Les Alliés lancent l’évacuation de Gallipoli, en décembre 1915. Owen Steele se voit confier un contingent de soldats dont la mission consiste à couvrir l’évacuation des plages des combattants restants. Les 8 et 9 janvier, il est l’un des derniers à partir, avec ses hommes. En attendant de monter à bord du navire, le major‑général F.S. Maude, accompagné d’un groupe de soldats, retourne sur une autre plage pour récupérer sa valise. Le groupe ne revenant pas, Owen Steele reçoit l’ordre de les retrouver, seulement 30 minutes avant que les magasins britanniques ne soient détruits après avoir été piégés. Il retrouve le major‑général et ses hommes, pris dans des barbelés, et les ramène au bateau quelques minutes avant l’explosion.
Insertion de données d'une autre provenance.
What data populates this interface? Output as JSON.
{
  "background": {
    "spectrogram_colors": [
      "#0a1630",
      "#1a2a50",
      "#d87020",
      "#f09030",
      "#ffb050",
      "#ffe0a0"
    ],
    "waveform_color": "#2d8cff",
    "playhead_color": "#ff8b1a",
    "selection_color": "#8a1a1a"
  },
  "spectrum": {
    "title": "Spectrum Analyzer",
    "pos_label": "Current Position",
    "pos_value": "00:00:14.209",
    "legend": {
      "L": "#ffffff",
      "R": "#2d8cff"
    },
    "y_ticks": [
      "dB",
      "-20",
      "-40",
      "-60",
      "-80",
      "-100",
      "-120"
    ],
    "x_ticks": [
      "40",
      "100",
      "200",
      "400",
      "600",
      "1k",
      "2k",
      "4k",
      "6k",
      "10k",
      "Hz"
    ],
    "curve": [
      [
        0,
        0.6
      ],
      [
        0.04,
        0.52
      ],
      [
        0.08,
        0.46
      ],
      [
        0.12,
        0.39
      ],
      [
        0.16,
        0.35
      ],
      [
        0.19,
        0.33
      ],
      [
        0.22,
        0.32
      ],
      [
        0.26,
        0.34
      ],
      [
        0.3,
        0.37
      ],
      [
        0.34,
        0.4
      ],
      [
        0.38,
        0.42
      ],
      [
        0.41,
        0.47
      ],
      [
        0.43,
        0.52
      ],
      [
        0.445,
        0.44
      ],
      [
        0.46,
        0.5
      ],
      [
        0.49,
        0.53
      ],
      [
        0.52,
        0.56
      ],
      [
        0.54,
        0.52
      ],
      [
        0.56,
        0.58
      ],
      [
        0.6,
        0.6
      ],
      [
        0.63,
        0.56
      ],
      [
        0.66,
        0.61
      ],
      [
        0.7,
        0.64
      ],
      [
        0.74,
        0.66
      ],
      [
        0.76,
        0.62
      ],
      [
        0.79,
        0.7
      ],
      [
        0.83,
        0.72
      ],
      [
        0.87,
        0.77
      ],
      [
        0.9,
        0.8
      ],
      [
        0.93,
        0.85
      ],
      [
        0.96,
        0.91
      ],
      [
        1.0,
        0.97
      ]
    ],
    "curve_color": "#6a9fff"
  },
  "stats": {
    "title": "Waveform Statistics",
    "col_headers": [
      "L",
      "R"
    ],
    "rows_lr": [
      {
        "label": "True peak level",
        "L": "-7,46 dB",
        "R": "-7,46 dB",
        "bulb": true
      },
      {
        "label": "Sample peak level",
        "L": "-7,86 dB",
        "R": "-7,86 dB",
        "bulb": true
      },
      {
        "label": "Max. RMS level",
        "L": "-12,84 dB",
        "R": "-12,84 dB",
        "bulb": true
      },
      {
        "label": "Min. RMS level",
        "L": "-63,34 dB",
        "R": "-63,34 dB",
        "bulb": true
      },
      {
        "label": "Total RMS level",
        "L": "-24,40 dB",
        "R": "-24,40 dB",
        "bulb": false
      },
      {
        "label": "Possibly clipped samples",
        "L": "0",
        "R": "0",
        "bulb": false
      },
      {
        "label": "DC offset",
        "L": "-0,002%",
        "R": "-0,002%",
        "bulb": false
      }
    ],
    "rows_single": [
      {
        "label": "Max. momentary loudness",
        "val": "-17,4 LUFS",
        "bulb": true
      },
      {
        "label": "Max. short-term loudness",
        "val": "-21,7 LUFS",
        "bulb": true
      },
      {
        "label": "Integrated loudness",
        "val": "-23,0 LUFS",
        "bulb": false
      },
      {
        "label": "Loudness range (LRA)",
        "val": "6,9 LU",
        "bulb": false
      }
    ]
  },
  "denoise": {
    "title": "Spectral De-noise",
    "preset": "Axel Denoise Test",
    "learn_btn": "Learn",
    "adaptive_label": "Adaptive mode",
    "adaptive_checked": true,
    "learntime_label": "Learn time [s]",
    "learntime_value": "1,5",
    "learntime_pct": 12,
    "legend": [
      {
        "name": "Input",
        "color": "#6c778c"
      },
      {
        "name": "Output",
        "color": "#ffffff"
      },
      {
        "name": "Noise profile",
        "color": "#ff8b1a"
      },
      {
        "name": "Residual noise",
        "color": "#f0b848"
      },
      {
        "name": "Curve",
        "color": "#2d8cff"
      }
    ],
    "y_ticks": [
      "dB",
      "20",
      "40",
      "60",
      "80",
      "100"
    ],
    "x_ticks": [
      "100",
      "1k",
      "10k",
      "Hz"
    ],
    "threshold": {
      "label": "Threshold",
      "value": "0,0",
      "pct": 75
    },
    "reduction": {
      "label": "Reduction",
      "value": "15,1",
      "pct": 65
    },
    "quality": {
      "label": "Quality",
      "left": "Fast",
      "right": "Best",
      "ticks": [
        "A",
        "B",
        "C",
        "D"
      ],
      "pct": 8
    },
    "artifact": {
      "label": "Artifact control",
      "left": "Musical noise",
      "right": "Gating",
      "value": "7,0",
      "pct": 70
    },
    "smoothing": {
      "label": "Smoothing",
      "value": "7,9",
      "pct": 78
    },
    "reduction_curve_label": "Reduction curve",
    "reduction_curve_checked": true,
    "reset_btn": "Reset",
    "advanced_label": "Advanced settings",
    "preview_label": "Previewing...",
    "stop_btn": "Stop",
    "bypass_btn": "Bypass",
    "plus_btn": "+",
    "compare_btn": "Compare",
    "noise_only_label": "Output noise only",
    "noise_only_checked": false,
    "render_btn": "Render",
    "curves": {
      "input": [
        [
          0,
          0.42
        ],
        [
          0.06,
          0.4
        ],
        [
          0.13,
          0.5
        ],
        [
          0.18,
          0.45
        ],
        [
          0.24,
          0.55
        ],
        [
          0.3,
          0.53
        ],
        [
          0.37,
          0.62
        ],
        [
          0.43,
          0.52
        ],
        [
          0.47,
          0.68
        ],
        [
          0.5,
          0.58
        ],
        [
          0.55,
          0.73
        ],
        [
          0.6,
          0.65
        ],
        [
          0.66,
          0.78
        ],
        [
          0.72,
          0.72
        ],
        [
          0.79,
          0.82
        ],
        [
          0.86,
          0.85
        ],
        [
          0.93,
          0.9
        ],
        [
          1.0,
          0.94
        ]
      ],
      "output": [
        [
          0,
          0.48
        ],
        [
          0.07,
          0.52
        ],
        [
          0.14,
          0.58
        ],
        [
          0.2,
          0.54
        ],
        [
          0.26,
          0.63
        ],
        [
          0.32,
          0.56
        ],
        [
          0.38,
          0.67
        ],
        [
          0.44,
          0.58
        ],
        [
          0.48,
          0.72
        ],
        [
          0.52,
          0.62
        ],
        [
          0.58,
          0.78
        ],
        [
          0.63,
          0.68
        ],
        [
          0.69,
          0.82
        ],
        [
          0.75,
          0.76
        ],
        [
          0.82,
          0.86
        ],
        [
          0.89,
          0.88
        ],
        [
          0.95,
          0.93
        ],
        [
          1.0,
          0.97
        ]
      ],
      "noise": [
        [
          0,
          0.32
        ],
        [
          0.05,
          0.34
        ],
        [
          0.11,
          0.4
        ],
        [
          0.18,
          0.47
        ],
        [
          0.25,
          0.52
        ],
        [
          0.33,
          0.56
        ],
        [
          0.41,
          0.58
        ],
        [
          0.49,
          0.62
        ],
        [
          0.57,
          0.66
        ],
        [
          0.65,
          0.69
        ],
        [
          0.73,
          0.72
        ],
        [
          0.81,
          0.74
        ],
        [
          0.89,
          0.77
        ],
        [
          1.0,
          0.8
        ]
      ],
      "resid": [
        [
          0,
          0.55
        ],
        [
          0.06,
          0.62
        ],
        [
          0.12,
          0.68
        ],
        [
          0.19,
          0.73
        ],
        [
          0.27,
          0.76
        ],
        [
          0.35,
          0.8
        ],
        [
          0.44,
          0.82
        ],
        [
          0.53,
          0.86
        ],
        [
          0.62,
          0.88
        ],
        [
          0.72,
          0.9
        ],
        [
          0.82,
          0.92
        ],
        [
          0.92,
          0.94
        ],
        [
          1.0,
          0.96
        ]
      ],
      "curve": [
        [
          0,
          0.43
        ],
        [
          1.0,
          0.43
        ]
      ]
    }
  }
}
Avant même qu’ils n’aient la possibilité de partir, le magasin explose, les aspergeant de débris.
Bataille de la Somme
Suite à l’évacuation de Gallipoli, le Newfoundland Regiment est envoyé à Marseille, puis sur la ligne de front pour la bataille de la Somme. Le 1er juillet, régiment se lance à l’assaut, à Beaumont‑Hamel. En 30 minutes, il est pratiquement anéanti. Sur les quelque 8 008 soldats ayant participé à la bataille, 710 sont tués, blessés ou portés disparus. Faisant partie des 10 % d’hommes gardés en réserve dans les cantonnements, Owen Steele ne prend pas part aux combats. Cela ne l’empêche pas d’être grièvement blessé, le 7 juillet, par un éclat d’obus allemand perdu. Il est évacué vers un hôpital de campagne, mais décède, le lendemain, lors d’une opération d’amputation de la jambe. Son frère James est grièvement blessé pendant la bataille de Beaumont-Hamel mais survit à la guerre et retourne à St. John’s, à Terre-Neuve.